È provvidenziale che papa Francesco abbia dedicato proprio al tema della narrazione e della memoria il Messaggio per la 54ª Giornata mondiale delle Comunicazioni sociali, diffuso il 24 gennaio nella memoria liturgica di san Francesco di Sales, patrono dei giornalisti, dal titolo «Perché tu possa raccontare e fissare nella memoria» (Es 10,2). La vita si fa storia.
Forse qualcuno potrebbe, appropriatamente, anche definirla un’emergenza educativa che non può essere rimandata, pena l’incapacità di recuperare la pratica delle narrazioni (e capacità di ascolto delle stesse) che hanno nutrito intere generazioni.

Il rapido sviluppo degli strumenti di comunicazione, con annesse pratiche e problematiche, non può avere la meglio sul messaggio che è la narrazione stessa, su quella “buona narrazione che nutre la vita” perché - come puntualizza papa Francesco - «per non smarrirci abbiamo bisogno di respirare la verità delle storie buone: storie che edifichino, non che distruggano, storie che aiutino a ritrovare le radici e la forza per andare avanti insieme».

Insieme appunto, percependo il dono condiviso della vita che certe “cattive narrazioni” omettono a favore di ideologie che non rispettano le logiche della fratellanza. Per questo, «nella confusione delle voci e dei messaggi che ci circondano, abbiamo bisogno di una narrazione umana, che ci parli di noi e del bello che ci abita». Tanto più che il tessere storie porta con sé una forte responsabilità, dal momento che il fruitore delle stesse le assume, assieme ai personaggi, a modelli della propria vita.
Sulla base di queste dinamiche, è opportuno far emergere gli “eroi quotidiani”, così da «ritrovare motivazioni eroiche per affrontare le sfide della vita».

Eppure il contesto attuale è saturo di storie che narcotizzano, provocano e logorano i fili della convivenza - torna a denunciare papa Francesco - «convincendoci che per essere felici abbiamo continuamente bisogno di avere, di possedere, di consumare».
Una sottolineatura che richiama l’attenzione sulle fake news, sulla banalità, sull’odio, che non contribuiscono di certo a costruire storie e che possono essere contrastati solo dalla sapienza, dal coraggio, dalla pazienza e dal discernimento.
Parole che rappresentano anche un incitamento agli addetti ai lavori, chiamati oggi più che mai a offrire un’informazione da costruire con la forza della serietà professionale e della pazienza, per creare e immettere nei circuiti informativi storie che abbiano come priorità la dignità della persona e siano capaci di “nutrire la vita”.

Come insegna la Bibbia, “storia di storie”, tramandata di generazione in generazione nella sua attualità e nel suo continuo rinnovarsi in quanto «il Dio della vita si comunica raccontando la vita» che è la storia di ognuno, senza priorità alcuna, al di là e al di sopra delle logiche imperanti, le stesse che rappresentano una forte insidia per una narrazione umana.
In fin dei conti il racconto di Dio entra nella nostra storia ed è la nostra storia, al pari di come ognuno fa parte di questa grande storia di Dio.
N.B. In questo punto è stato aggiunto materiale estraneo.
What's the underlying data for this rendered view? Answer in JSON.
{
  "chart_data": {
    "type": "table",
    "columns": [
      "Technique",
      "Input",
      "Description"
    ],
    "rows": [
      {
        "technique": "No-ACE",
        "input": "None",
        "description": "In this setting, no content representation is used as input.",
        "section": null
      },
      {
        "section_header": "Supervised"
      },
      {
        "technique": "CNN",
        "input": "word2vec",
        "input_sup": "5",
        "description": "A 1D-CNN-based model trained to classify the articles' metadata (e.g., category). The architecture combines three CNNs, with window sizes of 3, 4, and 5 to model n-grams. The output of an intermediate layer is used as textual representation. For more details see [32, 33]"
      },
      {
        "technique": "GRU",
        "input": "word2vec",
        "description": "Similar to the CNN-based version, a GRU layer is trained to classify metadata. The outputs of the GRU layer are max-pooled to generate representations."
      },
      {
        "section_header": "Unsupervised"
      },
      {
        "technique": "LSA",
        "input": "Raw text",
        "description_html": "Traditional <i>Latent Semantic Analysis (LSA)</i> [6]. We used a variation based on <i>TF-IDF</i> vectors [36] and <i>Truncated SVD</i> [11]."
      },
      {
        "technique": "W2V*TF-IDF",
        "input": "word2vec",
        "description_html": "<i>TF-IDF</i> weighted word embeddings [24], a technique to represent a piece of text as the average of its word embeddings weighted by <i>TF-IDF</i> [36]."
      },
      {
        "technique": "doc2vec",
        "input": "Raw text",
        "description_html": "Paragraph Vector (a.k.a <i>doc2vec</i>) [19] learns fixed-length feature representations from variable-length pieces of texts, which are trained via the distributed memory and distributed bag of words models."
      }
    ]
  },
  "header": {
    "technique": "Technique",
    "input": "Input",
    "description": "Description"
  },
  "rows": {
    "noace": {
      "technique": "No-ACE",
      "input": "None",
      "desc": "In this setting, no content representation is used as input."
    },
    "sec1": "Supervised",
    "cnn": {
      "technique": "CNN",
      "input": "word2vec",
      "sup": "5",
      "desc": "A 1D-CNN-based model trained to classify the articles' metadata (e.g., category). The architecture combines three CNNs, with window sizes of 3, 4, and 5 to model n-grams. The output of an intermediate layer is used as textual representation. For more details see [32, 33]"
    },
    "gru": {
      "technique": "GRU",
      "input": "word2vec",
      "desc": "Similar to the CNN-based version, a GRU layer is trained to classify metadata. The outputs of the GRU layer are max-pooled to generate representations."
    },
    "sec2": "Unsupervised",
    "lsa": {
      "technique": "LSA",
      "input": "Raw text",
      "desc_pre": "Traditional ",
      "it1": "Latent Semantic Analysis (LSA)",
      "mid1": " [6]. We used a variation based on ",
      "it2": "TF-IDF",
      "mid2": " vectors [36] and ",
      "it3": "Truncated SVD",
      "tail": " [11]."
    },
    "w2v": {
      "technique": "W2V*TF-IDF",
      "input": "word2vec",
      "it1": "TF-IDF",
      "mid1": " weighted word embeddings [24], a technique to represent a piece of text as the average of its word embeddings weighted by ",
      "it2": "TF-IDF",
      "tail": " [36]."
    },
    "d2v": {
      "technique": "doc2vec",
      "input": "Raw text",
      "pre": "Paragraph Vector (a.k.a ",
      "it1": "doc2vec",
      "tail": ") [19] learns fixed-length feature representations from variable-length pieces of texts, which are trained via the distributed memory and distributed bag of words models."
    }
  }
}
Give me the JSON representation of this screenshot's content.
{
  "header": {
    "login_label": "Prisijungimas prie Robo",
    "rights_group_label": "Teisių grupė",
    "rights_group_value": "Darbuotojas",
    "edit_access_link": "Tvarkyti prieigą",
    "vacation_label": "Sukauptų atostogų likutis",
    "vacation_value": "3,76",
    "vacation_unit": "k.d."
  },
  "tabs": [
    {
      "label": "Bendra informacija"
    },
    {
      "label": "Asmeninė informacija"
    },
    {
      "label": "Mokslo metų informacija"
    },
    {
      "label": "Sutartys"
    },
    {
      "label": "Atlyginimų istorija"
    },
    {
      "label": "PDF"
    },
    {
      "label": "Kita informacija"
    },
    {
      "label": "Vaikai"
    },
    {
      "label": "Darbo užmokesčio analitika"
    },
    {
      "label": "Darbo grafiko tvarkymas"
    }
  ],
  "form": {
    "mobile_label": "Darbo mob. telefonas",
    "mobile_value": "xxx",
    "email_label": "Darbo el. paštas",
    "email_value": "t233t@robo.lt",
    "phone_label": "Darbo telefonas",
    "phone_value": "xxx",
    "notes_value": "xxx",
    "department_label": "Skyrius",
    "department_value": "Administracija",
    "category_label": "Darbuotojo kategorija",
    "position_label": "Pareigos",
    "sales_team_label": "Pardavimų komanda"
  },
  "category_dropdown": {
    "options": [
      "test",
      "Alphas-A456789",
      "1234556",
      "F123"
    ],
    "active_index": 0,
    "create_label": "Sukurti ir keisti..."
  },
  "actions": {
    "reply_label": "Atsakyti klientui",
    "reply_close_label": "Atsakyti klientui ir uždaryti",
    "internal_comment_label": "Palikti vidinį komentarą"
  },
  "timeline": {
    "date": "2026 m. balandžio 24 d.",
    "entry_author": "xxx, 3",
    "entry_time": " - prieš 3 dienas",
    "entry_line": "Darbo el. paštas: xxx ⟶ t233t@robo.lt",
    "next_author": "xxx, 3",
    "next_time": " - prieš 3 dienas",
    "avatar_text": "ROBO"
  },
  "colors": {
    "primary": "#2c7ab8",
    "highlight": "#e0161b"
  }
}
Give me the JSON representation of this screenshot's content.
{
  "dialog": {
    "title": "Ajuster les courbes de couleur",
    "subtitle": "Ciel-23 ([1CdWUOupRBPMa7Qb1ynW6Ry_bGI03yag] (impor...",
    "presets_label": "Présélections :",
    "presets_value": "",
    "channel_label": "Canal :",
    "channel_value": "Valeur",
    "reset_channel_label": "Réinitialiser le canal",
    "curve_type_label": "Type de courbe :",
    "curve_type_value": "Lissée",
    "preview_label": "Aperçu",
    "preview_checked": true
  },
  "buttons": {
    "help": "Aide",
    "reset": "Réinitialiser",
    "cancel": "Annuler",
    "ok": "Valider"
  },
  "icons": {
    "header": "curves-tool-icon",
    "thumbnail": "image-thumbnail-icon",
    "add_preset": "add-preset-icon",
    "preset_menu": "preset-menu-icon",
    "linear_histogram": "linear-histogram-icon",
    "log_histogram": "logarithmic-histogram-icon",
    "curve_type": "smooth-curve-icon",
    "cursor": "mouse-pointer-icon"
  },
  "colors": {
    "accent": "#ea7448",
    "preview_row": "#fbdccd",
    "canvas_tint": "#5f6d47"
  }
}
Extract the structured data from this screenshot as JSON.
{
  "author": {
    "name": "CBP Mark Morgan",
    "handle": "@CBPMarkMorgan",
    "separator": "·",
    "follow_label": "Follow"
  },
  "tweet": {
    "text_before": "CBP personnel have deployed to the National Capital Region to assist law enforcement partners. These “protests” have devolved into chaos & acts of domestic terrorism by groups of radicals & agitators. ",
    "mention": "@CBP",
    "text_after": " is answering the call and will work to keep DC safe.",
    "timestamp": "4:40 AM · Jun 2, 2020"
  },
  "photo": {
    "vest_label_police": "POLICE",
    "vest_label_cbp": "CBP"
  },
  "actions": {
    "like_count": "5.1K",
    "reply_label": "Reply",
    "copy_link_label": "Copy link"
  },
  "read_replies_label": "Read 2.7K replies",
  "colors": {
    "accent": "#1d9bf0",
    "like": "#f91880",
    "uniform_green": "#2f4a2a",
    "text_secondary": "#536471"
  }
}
Papa Francesco cita a questo proposito un passo della seconda Lettera di san Paolo ai Corinzi: «Voi siete una lettera di Cristo scritta non con inchiostro, ma con lo Spirito del Dio vivente, non su tavole di pietra ma su tavole di cuori umani» (2 Cor 3,3).

Mettere il cuore in ogni nostra narrazione significa dunque restituire risalto e dignità a ogni storia e ad ogni persona, adottando lo stesso sguardo di Dio per il quale non esistono comparse ma solo protagonisti, dove il male non è mai il titolo di coda di una vita ma lo è la redenzione, dove non prevalgono le logiche dell’oggi ma, semplicemente, tante storie che contengono “meraviglie stupende”.